We were attracted to this opera by its relatively unusual setting. We decided to interpret the ‘West’ of the Californian gold rush by using the post-industrial landscape of South Wales, one of the original coal mining areas which fuelled the industrial revolution in Britain. Our main location was an open-cast mine, a recent development to exploit the coal that remains in this already highly worked land. The activities of this new mine have been contentious in the locality for health and environmental reasons. It has been the subject of violent protest which has created a heightened sense of security around the vast operation. Needless to say, we were questioned by the police and mine authorities during our shooting. This sense of suspicion, power and control resonated with the miners’ camp portrayed in La fanciulla del West.
We were attracted to the mechanics of this mining operation, to the way in which the landscape was literally shifted around by diggers and tippers. In fact, the diggers and tippers themselves are the stars of our film. These yellow vehicles move speedily back and forth across the black landscape, forming highly choreographed patterns. Indeed, they are almost dancing to Puccini’s music. They also signal the mechanisation and alienation of labour – not a single human being is visible. We have also introduced into the film many mechanical and industrial sounds to create a hellish atmosphere, contrasting with the music. At times these and other sounds such as birdsong, are woven into the music, working with and against its rhythm.
We were also attracted to this opera as it gave us the chance to allude to the Western genre. This we have done in a minimalist way with the use of harsh landscapes, cattle, gunshots etc. The film also contains a series of portraits of young men, representing the chorus of immigrant gold miners in the opera. These portraits are simultaneously sympathetic and sinister, referring to the changing nature of the miners in the opera. We hope the portraits will also resonate with the situation of immigrants in the West today.

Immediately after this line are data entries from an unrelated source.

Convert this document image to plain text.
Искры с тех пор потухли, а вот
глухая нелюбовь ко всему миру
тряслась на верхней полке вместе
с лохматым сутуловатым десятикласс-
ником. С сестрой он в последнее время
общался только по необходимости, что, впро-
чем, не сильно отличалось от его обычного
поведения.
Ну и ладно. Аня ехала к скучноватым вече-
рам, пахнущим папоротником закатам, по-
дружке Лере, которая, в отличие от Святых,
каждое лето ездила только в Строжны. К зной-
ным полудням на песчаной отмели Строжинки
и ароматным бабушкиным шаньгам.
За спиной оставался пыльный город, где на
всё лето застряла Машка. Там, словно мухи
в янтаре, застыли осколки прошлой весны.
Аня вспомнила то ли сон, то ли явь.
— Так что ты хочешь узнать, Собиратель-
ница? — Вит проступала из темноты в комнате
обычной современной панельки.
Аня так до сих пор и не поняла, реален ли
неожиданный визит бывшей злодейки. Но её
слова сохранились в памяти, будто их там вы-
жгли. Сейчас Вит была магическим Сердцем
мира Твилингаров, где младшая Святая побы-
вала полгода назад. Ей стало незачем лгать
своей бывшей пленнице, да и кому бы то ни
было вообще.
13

The film-makers participating in Twenty Puccini are: Adolfo Arrieta, Tonino de Bernardi, Antoine Barraud, Frank Beauvais, Julio Bressane, Pip Chodorov, Brady Corbet, Peter Cramer and Jack Waters, Clare Doyon, Stephen Dwoskin, Agnès Feuvre, Anthea Kennedy and Ian Wiblin, Mikhail Kobakhidzé, Keja Ho Kramer, Christian Lebrat, Jonas Mekas, Alberto Momo, Lorenzo Recio, Michael Snow and Tsai Ming Liang.
Anthea Kennedy and Ian Wiblin are London-based film artists whose previous efforts include the acclaimed feature Stella Polare. Twenty Puccini will be screened at the Lucca Film Festival in two parts: part one on 11th October, 2008 and part two on 18th October, 2008.